Mechanical Investing Not A Golden Key
Post on: 30 Июнь, 2015 No Comment
A Deep Value Investor in Cyclical Companies
David Iben is a deep value investor currently focused on highly cyclical industries like coal, uranium, and gold mining. He has a mandate to go anywhere to invest in big or small companies. He seeks out value. The world is now bifurcated between a highly valued U.S. stock market and the cheaper emerging markets. Social media and Biotech stocks trade at rich valuations while depressed cyclical resource companies languish.

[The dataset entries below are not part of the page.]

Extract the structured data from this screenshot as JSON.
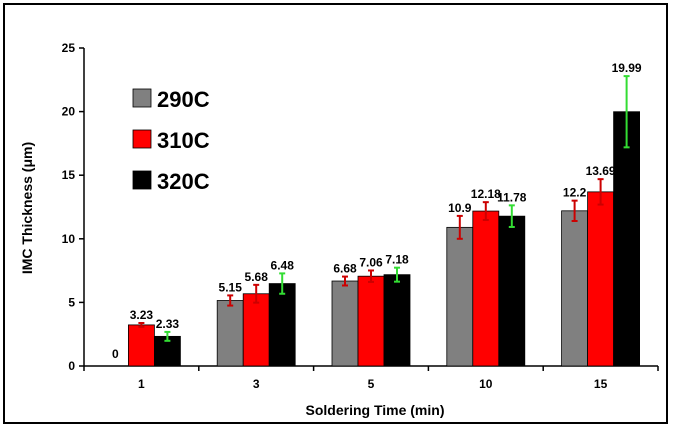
{
  "chart_data": {
    "type": "bar",
    "title": "",
    "xlabel": "Soldering Time (min)",
    "ylabel": "IMC Thickness (μm)",
    "ylim": [
      0,
      25
    ],
    "yticks": [
      0,
      5,
      10,
      15,
      20,
      25
    ],
    "categories": [
      "1",
      "3",
      "5",
      "10",
      "15"
    ],
    "grid": false,
    "legend_position": "upper-left",
    "series": [
      {
        "name": "290C",
        "color": "#808080",
        "values": [
          0,
          5.15,
          6.68,
          10.9,
          12.2
        ],
        "labels": [
          "0",
          "5.15",
          "6.68",
          "10.9",
          "12.2"
        ],
        "error": [
          0,
          0.4,
          0.35,
          0.9,
          0.8
        ],
        "error_color": "#cc0000"
      },
      {
        "name": "310C",
        "color": "#ff0000",
        "values": [
          3.23,
          5.68,
          7.06,
          12.18,
          13.69
        ],
        "labels": [
          "3.23",
          "5.68",
          "7.06",
          "12.18",
          "13.69"
        ],
        "error": [
          0.15,
          0.7,
          0.45,
          0.7,
          1.0
        ],
        "error_color": "#cc0000"
      },
      {
        "name": "320C",
        "color": "#000000",
        "values": [
          2.33,
          6.48,
          7.18,
          11.78,
          19.99
        ],
        "labels": [
          "2.33",
          "6.48",
          "7.18",
          "11.78",
          "19.99"
        ],
        "error": [
          0.35,
          0.8,
          0.55,
          0.85,
          2.8
        ],
        "error_color": "#33dd33"
      }
    ]
  }
}
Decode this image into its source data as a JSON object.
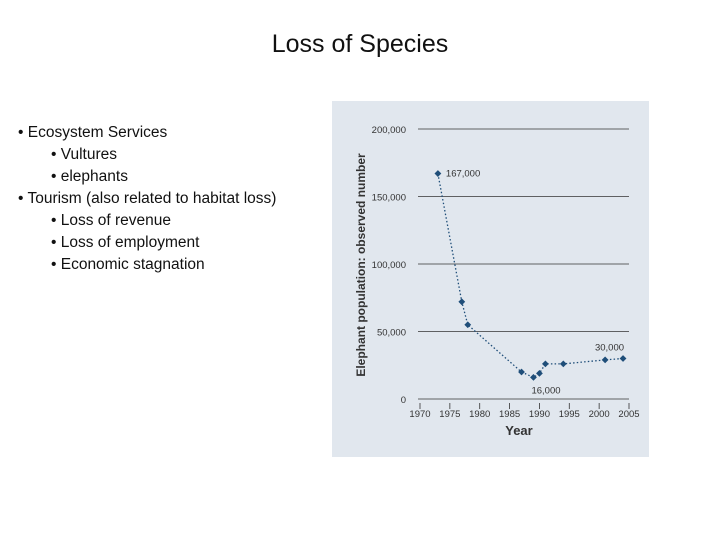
{
  "slide": {
    "title": "Loss of Species",
    "bullets": [
      {
        "text": "• Ecosystem Services",
        "level": 1
      },
      {
        "text": "• Vultures",
        "level": 2
      },
      {
        "text": "• elephants",
        "level": 2
      },
      {
        "text": "• Tourism (also related to habitat loss)",
        "level": 1
      },
      {
        "text": "• Loss of revenue",
        "level": 2
      },
      {
        "text": "• Loss of employment",
        "level": 2
      },
      {
        "text": "• Economic stagnation",
        "level": 2
      }
    ]
  },
  "chart_data": {
    "type": "line",
    "xlabel": "Year",
    "ylabel": "Elephant population: observed number",
    "xlim": [
      1970,
      2005
    ],
    "ylim": [
      0,
      200000
    ],
    "x_ticks": [
      1970,
      1975,
      1980,
      1985,
      1990,
      1995,
      2000,
      2005
    ],
    "y_ticks": [
      0,
      50000,
      100000,
      150000,
      200000
    ],
    "x_tick_labels": [
      "1970",
      "1975",
      "1980",
      "1985",
      "1990",
      "1995",
      "2000",
      "2005"
    ],
    "y_tick_labels": [
      "0",
      "50,000",
      "100,000",
      "150,000",
      "200,000"
    ],
    "grid": "horizontal",
    "line_style": "dotted",
    "series_color": "#1f4e79",
    "points": [
      {
        "x": 1973,
        "y": 167000
      },
      {
        "x": 1977,
        "y": 72000
      },
      {
        "x": 1978,
        "y": 55000
      },
      {
        "x": 1987,
        "y": 20000
      },
      {
        "x": 1989,
        "y": 16000
      },
      {
        "x": 1990,
        "y": 19000
      },
      {
        "x": 1991,
        "y": 26000
      },
      {
        "x": 1994,
        "y": 26000
      },
      {
        "x": 2001,
        "y": 29000
      },
      {
        "x": 2004,
        "y": 30000
      }
    ],
    "annotations": [
      {
        "text": "167,000",
        "x": 1973,
        "y": 167000,
        "side": "right"
      },
      {
        "text": "16,000",
        "x": 1989,
        "y": 16000,
        "side": "below"
      },
      {
        "text": "30,000",
        "x": 2004,
        "y": 30000,
        "side": "above"
      }
    ]
  }
}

Value to us is a pre-requisite and thus we never pay more than a company’s estimated risk-adjusted intrinsic value. But, failing to think deeply and independently about what constitutes value and how best to derive it, can be harmful. Following in the footsteps of growth investors who had allowed themselves to become too formulaic or put in a box in the late 90s, some value investors were hurt by overly restrictive definitions of value in 2007 and 2008 (Price/Book and Price/Earnings, etc). We find it valuable to use many valuation metrics. Additionally, emphasis is placed on those metrics that are most appropriate to a certain industry. For example, asset heavy and/or cyclical companies often are tough to appraise using Price/Earnings or Price-to-Cash Flow. Price to book value, liquidation value, replacement value, land value, etc. usually prove helpful. These metrics often are not helpful for asset light companies, where Discounted Cash Flow scenario analysis is more useful. Applying these metrics across industries, countries, and regions helps illuminate mispricing. Looking at different industries through different lenses, through focused lenses, using industry appropriate metrics and qualitative factors is important. Barriers to entry are an important factor. Potential winners possess different key attributes. Supply and demand are extremely important detriments of margin sustainability. The investor herd has a strong tendency to use trend line analysis, assuming that past growth will lead to future growth. A more reasoned, independent assessment will often foretell margin collapses as industries overdo it, thereby sowing the seeds of their own self-destruction.
Currently, opportunities are being created when the establishment pays too little heed to supply growth. This fallacy extends to money. Many seem to believe that the Federal Reserve has succeeded in quintupling the supply of dollars without a loss of intrinsic value. That is impossible. Evidence of the loss of value is abundantly clear. Gold supply held by the U. S. Treasury has not increased. As economic theory would predict, the price of gold went up. Following 12 straight years of advance and apparently overshooting, the price has since corrected 40%. The trend followers have their rulers out again, confusing a correction in a supply/demand induced uptrend with a new counter-trend.
We view this as opportunity. At the same time, bonds are priced as if they were scarce rather than too abundant to be managed. It is no secret that this is due to open, market manipulation by the central banks. Intrinsic value must eventually be reflected in market prices. These are abnormally challenging times. Fortunately, we believe markets aren’t fully efficient.
If you listen to his conference calls and read his insights, you will have a great education in counter-cyclical investing. It is easy to know what to do but hard to do!